MIAMI -- President Barack Obama should roll back U.S. curbs on Cuba to encourage democratic change without waiting for Havana to make reforms first, a group of diplomats, academics and opinion leaders said on Thursday.
The international group sponsored by the Washington-based Brookings Institution think tank urged the new U.S. president to seize the initiative to defuse half a century of political enmity between Washington and the Communist-ruled Caribbean island.
While stopping short of demanding an outright end to the 47-year-old U.S. economic embargo on Cuba, the "U.S. Policy Toward a Cuba in Transition" group recommended various steps to ease restrictions on travel and trade with the island, and to boost cooperation and "people-to-people" contacts.

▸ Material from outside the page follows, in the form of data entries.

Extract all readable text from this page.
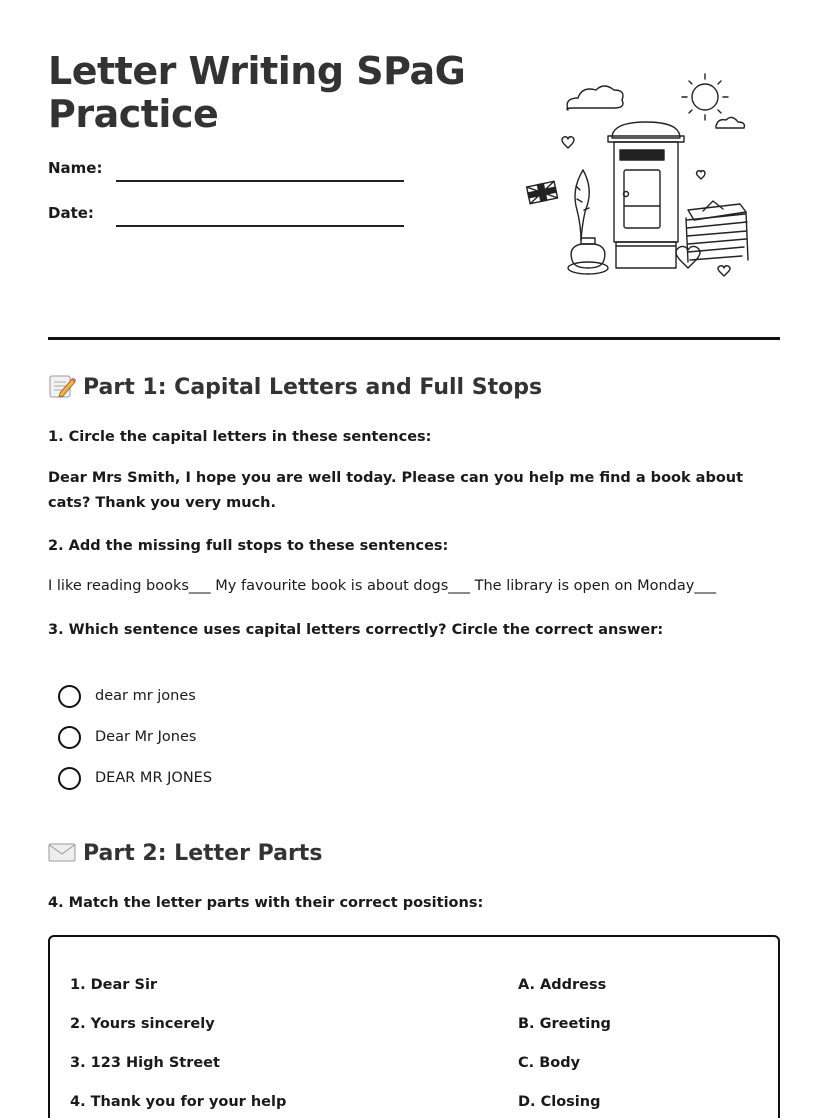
Letter Writing SPaG
Practice
Name:
Date:
Part 1: Capital Letters and Full Stops
1. Circle the capital letters in these sentences:
Dear Mrs Smith, I hope you are well today. Please can you help me find a book about cats? Thank you very much.
2. Add the missing full stops to these sentences:
I like reading books___ My favourite book is about dogs___ The library is open on Monday___
3. Which sentence uses capital letters correctly? Circle the correct answer:
dear mr jones
Dear Mr Jones
DEAR MR JONES
Part 2: Letter Parts
4. Match the letter parts with their correct positions:
1. Dear Sir
2. Yours sincerely
3. 123 High Street
4. Thank you for your help
A. Address
B. Greeting
C. Body
D. Closing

Washington's long-standing policy of trying to end communist rule in Cuba through diplomatic isolation and the embargo must be replaced with a more intelligent policy of "critical and constructive engagement," said the group, which included U.S., Canadian, Spanish and British diplomats and academics, and a leader of the Cuban-American community.
"A policy of status quo is no longer possible ... We need a policy that is pro-active toward Cuba ... a new dynamic to change half a century of unfriendly relationship," said Ambassador Vicki Huddleston, who served as head of the U.S. Interests Section in Havana from 1999 to 2002.
"It cannot consist of megaphone diplomacy ... It cannot consist of 'If you do this, I do that,'" she added.
The group urged Obama to use his executive authority to quickly dismantle some of the tangled web of U.S. sanctions against Cuba -- without waiting for Congress's approval.
The group recommended short-term initiatives including easing family and humanitarian travel, starting an official dialogue on issues like migration, counter-narcotics and the environment, and allowing the sale of communications equipment to Cuba.
The ultimate goal would be restoration of normal ties.
Brookings Institution Vice President Carlos Pascual said Obama's election, coupled with Fidel Castro's handover of power in Cuba last year to younger brother Raul, created a "unique opportunity" to improve U.S. policy toward the island.
Havana has been largely dismissive of U.S. initiatives that do not focus on ending the embargo, which it sees as enshrining decades of U.S. aggression against its people and sovereignty.
In what some hope could be a first step in changing the U.S. policy of shunning Cuba, the U.S. House of Representatives passed legislation on Wednesday easing restrictions on trade with Cuba and family travel to the island.
But the legislation could face trouble in the Senate.
While several Cuban-American members of Congress oppose dismantling the Cuba embargo, Francisco "Pepe" Hernandez, President of the Cuban American National Foundation, a leading Miami-based Cuban exile group, said he favored a new policy.
"We saw a lot of tough talk during the last administration, tough talk and doing nothing, like waiting for snow in Havana," he said.